Although the present state of peace between Eritrea and Ethiopia is by all means most welcome and long awaited, it is imperative that we carefully assess the much-touted peace deal between President Isaias and Prime Minister Abiy in order to enable us to build an enduring relationship between the two countries based on the principles of peaceful co-existence, cooperation and non-intervention. We would like to reiterate that the Eritrean people stand shoulder to shoulder with their Ethiopian, Sudanese and Djiboutian brethren to promote a peaceful, cooperative and forward-looking Northeast Africa that recognizes, accepts and celebrates differences in the political, social, economic and cultural foundations of our societies and territorial integrity of our countries. We call upon the progressive elements of the region to view Eritreans as victims of President Isaias’ megalomaniac dream and to avoid creating opportunities for the dictator to destabilize our countries.
It is unfortunate that the Eritrean people who have endured dictatorial rule for three decades must once again wonder if Eritrea will be entangled in regional issues as a result of the president’s reckless policies.
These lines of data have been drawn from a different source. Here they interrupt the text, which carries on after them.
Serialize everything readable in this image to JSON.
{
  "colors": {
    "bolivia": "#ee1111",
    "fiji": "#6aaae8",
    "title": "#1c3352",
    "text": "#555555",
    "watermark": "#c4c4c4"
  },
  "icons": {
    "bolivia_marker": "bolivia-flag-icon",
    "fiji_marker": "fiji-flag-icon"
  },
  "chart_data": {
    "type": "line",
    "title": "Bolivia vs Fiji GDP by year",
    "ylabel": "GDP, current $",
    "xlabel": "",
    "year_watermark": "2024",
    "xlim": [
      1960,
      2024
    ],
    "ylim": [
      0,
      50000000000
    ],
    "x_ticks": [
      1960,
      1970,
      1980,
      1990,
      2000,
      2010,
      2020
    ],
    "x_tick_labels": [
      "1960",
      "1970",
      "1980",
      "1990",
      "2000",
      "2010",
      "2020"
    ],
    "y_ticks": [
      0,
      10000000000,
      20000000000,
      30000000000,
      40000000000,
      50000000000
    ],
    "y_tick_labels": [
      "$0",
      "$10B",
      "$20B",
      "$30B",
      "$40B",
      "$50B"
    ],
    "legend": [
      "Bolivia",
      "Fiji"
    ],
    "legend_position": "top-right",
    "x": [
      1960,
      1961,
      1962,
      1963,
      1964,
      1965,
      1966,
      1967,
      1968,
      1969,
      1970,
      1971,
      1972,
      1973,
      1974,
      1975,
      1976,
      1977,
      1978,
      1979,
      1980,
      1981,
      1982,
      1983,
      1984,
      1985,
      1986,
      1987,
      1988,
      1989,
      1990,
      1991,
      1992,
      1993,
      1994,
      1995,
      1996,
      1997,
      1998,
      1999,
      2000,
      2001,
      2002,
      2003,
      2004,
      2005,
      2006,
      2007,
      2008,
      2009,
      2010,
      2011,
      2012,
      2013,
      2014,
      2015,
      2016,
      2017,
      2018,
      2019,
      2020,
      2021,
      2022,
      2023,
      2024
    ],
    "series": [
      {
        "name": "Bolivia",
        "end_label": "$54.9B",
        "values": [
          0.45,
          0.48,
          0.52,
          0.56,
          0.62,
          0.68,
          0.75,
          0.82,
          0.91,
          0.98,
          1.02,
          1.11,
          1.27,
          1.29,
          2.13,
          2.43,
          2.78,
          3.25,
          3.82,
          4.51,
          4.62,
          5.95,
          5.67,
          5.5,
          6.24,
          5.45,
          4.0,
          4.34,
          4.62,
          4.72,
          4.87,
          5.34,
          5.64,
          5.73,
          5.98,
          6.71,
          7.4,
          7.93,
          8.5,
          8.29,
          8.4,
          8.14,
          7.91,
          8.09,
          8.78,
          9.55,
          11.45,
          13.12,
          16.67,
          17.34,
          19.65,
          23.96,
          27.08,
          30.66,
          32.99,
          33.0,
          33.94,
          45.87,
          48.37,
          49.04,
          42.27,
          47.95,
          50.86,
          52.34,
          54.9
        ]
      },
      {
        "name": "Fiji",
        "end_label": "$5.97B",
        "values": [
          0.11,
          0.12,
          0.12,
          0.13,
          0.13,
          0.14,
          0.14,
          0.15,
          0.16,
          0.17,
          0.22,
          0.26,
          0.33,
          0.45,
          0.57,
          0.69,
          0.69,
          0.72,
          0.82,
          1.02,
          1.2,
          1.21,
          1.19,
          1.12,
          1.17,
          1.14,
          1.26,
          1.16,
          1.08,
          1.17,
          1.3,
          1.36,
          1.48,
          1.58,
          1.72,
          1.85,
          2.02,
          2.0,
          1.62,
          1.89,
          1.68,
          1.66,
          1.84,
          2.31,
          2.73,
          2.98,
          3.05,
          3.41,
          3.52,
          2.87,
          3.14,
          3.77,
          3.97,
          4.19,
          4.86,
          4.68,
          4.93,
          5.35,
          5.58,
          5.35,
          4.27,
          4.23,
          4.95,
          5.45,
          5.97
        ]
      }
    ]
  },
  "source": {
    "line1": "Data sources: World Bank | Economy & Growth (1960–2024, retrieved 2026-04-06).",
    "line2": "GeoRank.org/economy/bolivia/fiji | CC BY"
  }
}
The Eritrean people aspire to have peace and stability in their region so that they can focus on making Eritrea a democracy, on rebuilding their shattered economy and on restoring the weakened social fabric. They have seen enough mayhem and dislocation to now face more unnecessary problems. The effect of the 30-year war still lingers – not only in the memories of the generation who lived through it, but also in the minds of the younger generation born after the disastrous border war of 1998-2000. Since Eritreans don’t want to take part in any deal that will expose them to future hostilities, we call upon the governments of the region, and in particular that of Ethiopia, not to entertain the excessive ambitions of a ruthless dictator craving more power.